Dáil debates

Tuesday, 30 November 2021

Israel and the Occupied Palestinian Territories: Statements

 

6:05 pm

Photo of Brendan HowlinBrendan Howlin (Wexford, Labour) | Oireachtas source

It is very important we discuss this matter, even if the debate is very limited. There are very few issues that unite most if not all in this House, but this is one of them. I do not doubt the bona fides of the Minister, Deputy Coveney, on this issue but I wish in the few minutes I have to deal with three specific issues.

First, I add my voice to the issue that is now current and immediate, that is, Israel's designation of six Palestinian NGOs as terrorist organisations. That is a clear and absolute assault on democratic norms of accountability and human rights monitoring. No democratic nation, no nation that presents itself to be fully democratic, can be allowed simply to extinguish human rights bodies from existing within its territory. The impact of this is immediate. There is an immediate concern for all the people who have worked, sometimes for decades, in advocating human rights and monitoring what is going on on the ground in Israel and in the occupied territories that they will be subject to arrest if they enter their own premises or access their own funding. The whole idea is to stop them functioning as human rights organisations. Even totalitarian regimes have not resorted to this.

The idea is that if you extinguish the eyes of the people of the world, somehow, what is going on in Israel and the occupied territories will not be noticed. It really is a brazen act that we need to respond to.

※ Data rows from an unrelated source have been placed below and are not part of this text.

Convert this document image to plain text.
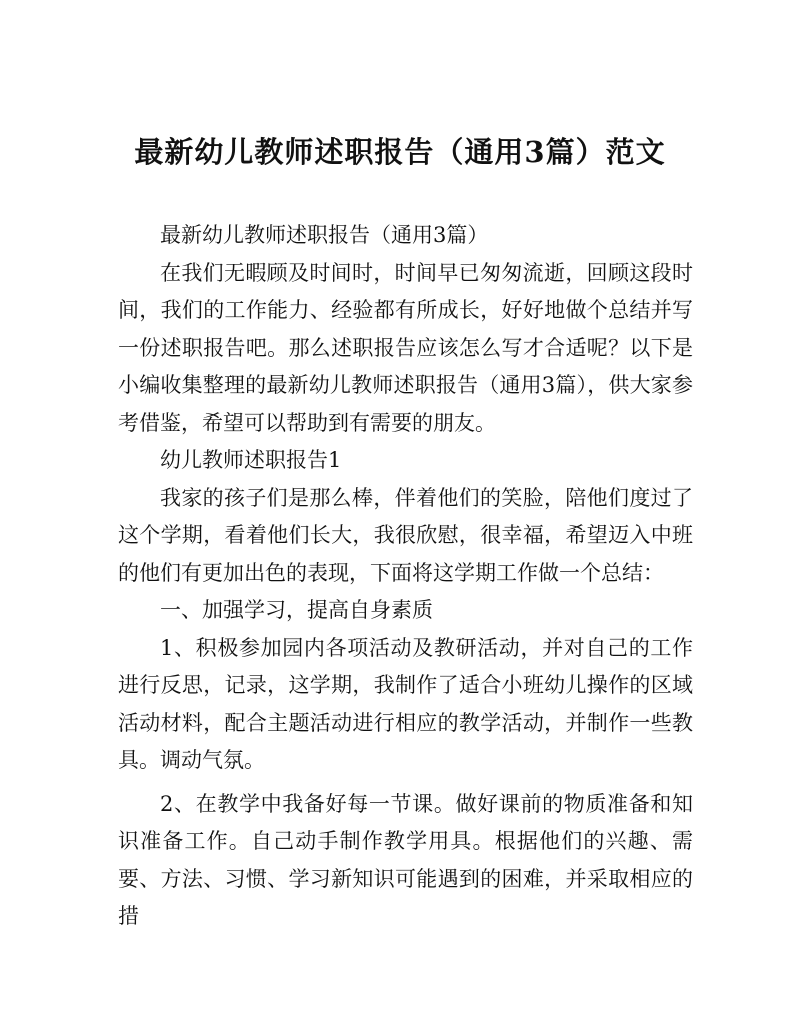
最新幼儿教师述职报告（通用3篇）范文

最新幼儿教师述职报告（通用3篇）

在我们无暇顾及时间时，时间早已匆匆流逝，回顾这段时间，我们的工作能力、经验都有所成长，好好地做个总结并写一份述职报告吧。那么述职报告应该怎么写才合适呢？以下是小编收集整理的最新幼儿教师述职报告（通用3篇），供大家参考借鉴，希望可以帮助到有需要的朋友。

幼儿教师述职报告1

我家的孩子们是那么棒，伴着他们的笑脸，陪他们度过了这个学期，看着他们长大，我很欣慰，很幸福，希望迈入中班的他们有更加出色的表现，下面将这学期工作做一个总结：

一、加强学习，提高自身素质

1、积极参加园内各项活动及教研活动，并对自己的工作进行反思，记录，这学期，我制作了适合小班幼儿操作的区域活动材料，配合主题活动进行相应的教学活动，并制作一些教具。调动气氛。

2、在教学中我备好每一节课。做好课前的物质准备和知识准备工作。自己动手制作教学用具。根据他们的兴趣、需要、方法、习惯、学习新知识可能遇到的困难，并采取相应的措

The second point I wish to make relates to the ongoing occupation and annexation of Palestinian land. We must make it clear to the state of Israel that it has abandoned the two-state solution. I listened to the Minister's words very carefully. It has abandoned the two-state solution. There can be no two-state solution if the viability of the state of Palestine is eroded through occupation and eviction. It seems to be the settled policy of successive governments of Israel to simply extinguish the possibility of what we have all hoped for, namely, the creation of two separate states, one for the people of Israel and one for the people of Palestine, both viable, with issues like control of the city of Jerusalem to be determined as the capital of both. The Minister's statement is most welcome, but it charts, still, a course that is being demonstrably undermined as we speak, day in, day out, by the official actions of the Government of Israel.

The final point I wish to make concerns what we must do now. We need to stop coming in here and having endless statements. We have to do something. I am taken by the actions of the Belgian Government, which has set out a formula for dealing with bilateral agreements with Israel. Further treaties between Belgium and Israel will contain a territorial clause stipulating that they must not apply to territories brought under Israeli control since 1967. On customs, trade and databases, we must apply in very strict terms our policy in relation to the illegality of the occupation of Palestinian territories not only in recent days, but over recent decades. I hope that the Minister might come to the Joint Oireachtas Committee on Foreign Affairs and Defence with a strategy setting out what specifically Ireland is going to do. Hopefully, Ireland will lead both in its position as a member of the UN Security Council and also as an influential and important member of the EU Council.

There are obviously dissenting voices in the EU Council in relation to Israel; we know that. However, the moral case to be presented is persuasive. It falls to countries like Ireland to make that moral case before the court of European public opinion and before the international public opinion of the UN, so that we can, before it is too late, stop the disintegration of the possibility of a long-term peaceful two-state solution.